Friday, May 14, 2010

Doing the Right thing...

As the dust settles on the Great Experiment, and it seems that the Conservatives may have conceded too much in return for LibDem collaboration, the right end of the Conservative Party may well contemplate the  idea that it might "de-coalesce" and re-absorb the UKIP. There are probably  around 50-100 tory MPs who might now be working out how to assess how much support they could muster in the country for The Real Conservative Party.

By allowing Scotland and Wales further independence in return for them losing most of their Westminster MPs, and introducing a PR voting system, the prospects would be much more tempting for minor parties to "have a go". Any number of the factions within existing main parties might pluck up the courage to "go it alone". Five years is long enough for quite few experiments to test ideas on the voting public before the crunch reality of a general election rolled up again.
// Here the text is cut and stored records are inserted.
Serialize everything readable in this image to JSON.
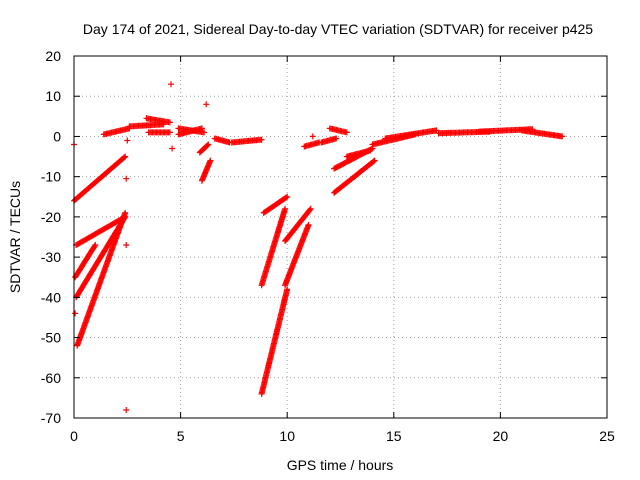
{
  "chart_data": {
    "type": "scatter",
    "title": "Day 174 of 2021, Sidereal Day-to-day VTEC variation (SDTVAR) for receiver p425",
    "xlabel": "GPS time / hours",
    "ylabel": "SDTVAR / TECUs",
    "xlim": [
      0,
      25
    ],
    "ylim": [
      -70,
      20
    ],
    "xticks": [
      "0",
      "5",
      "10",
      "15",
      "20",
      "25"
    ],
    "yticks": [
      "20",
      "10",
      "0",
      "-10",
      "-20",
      "-30",
      "-40",
      "-50",
      "-60",
      "-70"
    ],
    "marker": "+",
    "grid": true,
    "series": [
      {
        "name": "SDTVAR",
        "color": "#ff0000",
        "segments": [
          {
            "x": [
              0.0,
              2.4
            ],
            "y": [
              -16,
              -5
            ]
          },
          {
            "x": [
              0.1,
              2.4
            ],
            "y": [
              -27,
              -20
            ]
          },
          {
            "x": [
              0.05,
              1.0
            ],
            "y": [
              -35,
              -27
            ]
          },
          {
            "x": [
              0.1,
              2.4
            ],
            "y": [
              -40,
              -20
            ]
          },
          {
            "x": [
              0.15,
              2.4
            ],
            "y": [
              -52,
              -19
            ]
          },
          {
            "x": [
              1.4,
              2.6
            ],
            "y": [
              0.5,
              2.0
            ]
          },
          {
            "x": [
              2.6,
              4.2
            ],
            "y": [
              2.5,
              3.0
            ]
          },
          {
            "x": [
              3.4,
              4.5
            ],
            "y": [
              4.5,
              3.5
            ]
          },
          {
            "x": [
              3.5,
              4.5
            ],
            "y": [
              1.0,
              1.0
            ]
          },
          {
            "x": [
              4.9,
              6.1
            ],
            "y": [
              2.0,
              1.0
            ]
          },
          {
            "x": [
              4.9,
              6.0
            ],
            "y": [
              0.5,
              2.0
            ]
          },
          {
            "x": [
              5.9,
              6.3
            ],
            "y": [
              -4,
              -2
            ]
          },
          {
            "x": [
              6.0,
              6.4
            ],
            "y": [
              -11,
              -6
            ]
          },
          {
            "x": [
              6.6,
              7.3
            ],
            "y": [
              -0.5,
              -1.5
            ]
          },
          {
            "x": [
              7.4,
              8.8
            ],
            "y": [
              -1.5,
              -0.8
            ]
          },
          {
            "x": [
              8.9,
              10.0
            ],
            "y": [
              -19,
              -15
            ]
          },
          {
            "x": [
              8.8,
              9.9
            ],
            "y": [
              -37,
              -18
            ]
          },
          {
            "x": [
              8.8,
              10.0
            ],
            "y": [
              -64,
              -38
            ]
          },
          {
            "x": [
              9.9,
              11.1
            ],
            "y": [
              -26,
              -18
            ]
          },
          {
            "x": [
              9.9,
              11.0
            ],
            "y": [
              -37,
              -22
            ]
          },
          {
            "x": [
              10.8,
              11.5
            ],
            "y": [
              -2.5,
              -1.5
            ]
          },
          {
            "x": [
              11.6,
              12.3
            ],
            "y": [
              -1.5,
              -0.5
            ]
          },
          {
            "x": [
              12.0,
              12.8
            ],
            "y": [
              2.0,
              1.0
            ]
          },
          {
            "x": [
              12.2,
              14.0
            ],
            "y": [
              -8,
              -3
            ]
          },
          {
            "x": [
              12.2,
              14.1
            ],
            "y": [
              -14,
              -6
            ]
          },
          {
            "x": [
              12.8,
              13.9
            ],
            "y": [
              -5,
              -3.5
            ]
          },
          {
            "x": [
              14.0,
              16.0
            ],
            "y": [
              -2.0,
              0.5
            ]
          },
          {
            "x": [
              14.6,
              17.0
            ],
            "y": [
              -0.5,
              1.5
            ]
          },
          {
            "x": [
              17.1,
              19.5
            ],
            "y": [
              0.8,
              1.2
            ]
          },
          {
            "x": [
              19.0,
              21.5
            ],
            "y": [
              1.2,
              1.8
            ]
          },
          {
            "x": [
              21.0,
              22.9
            ],
            "y": [
              1.5,
              0.0
            ]
          }
        ],
        "outliers": [
          {
            "x": 0.0,
            "y": -2
          },
          {
            "x": 0.05,
            "y": -44
          },
          {
            "x": 2.45,
            "y": -10.5
          },
          {
            "x": 2.45,
            "y": -27
          },
          {
            "x": 2.45,
            "y": -68
          },
          {
            "x": 2.5,
            "y": -1
          },
          {
            "x": 4.55,
            "y": 13
          },
          {
            "x": 4.6,
            "y": -3
          },
          {
            "x": 6.2,
            "y": 8
          },
          {
            "x": 11.2,
            "y": 0
          }
        ]
      }
    ]
  }
}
The Tory Way Forward group was pushing for a minority government that would almost certainly have exposed the LibDems as being duplicitous, irresponsible and generally unsuited to government - although at this moment, it seems likely that Dave is going to find some of his own party are going to be more awkward to manage then the "can't believe their luck" LibDems!

But there's always a chance that this is all part of a very cunning master plan to corner and then impale the LibDems on their own hubris and desperation for power. It obviously suits Cameron to park some election pledges that cost money we don't have - and write them off to the national interest. And having Vince along to properly spank the (still largely unrepentant) bankers is another well-poisoned chalice passed along.

There is little doubt that the country's immediate best interests are now being served by an arrangement representing well over half the votes cast. Can it deliver the huge spanking to public spending that the economic crisis requires - and survive? David Cameron is either the shrewdest operator in Westminster, or the daftest. There's not a lot of standing room in the middle ground.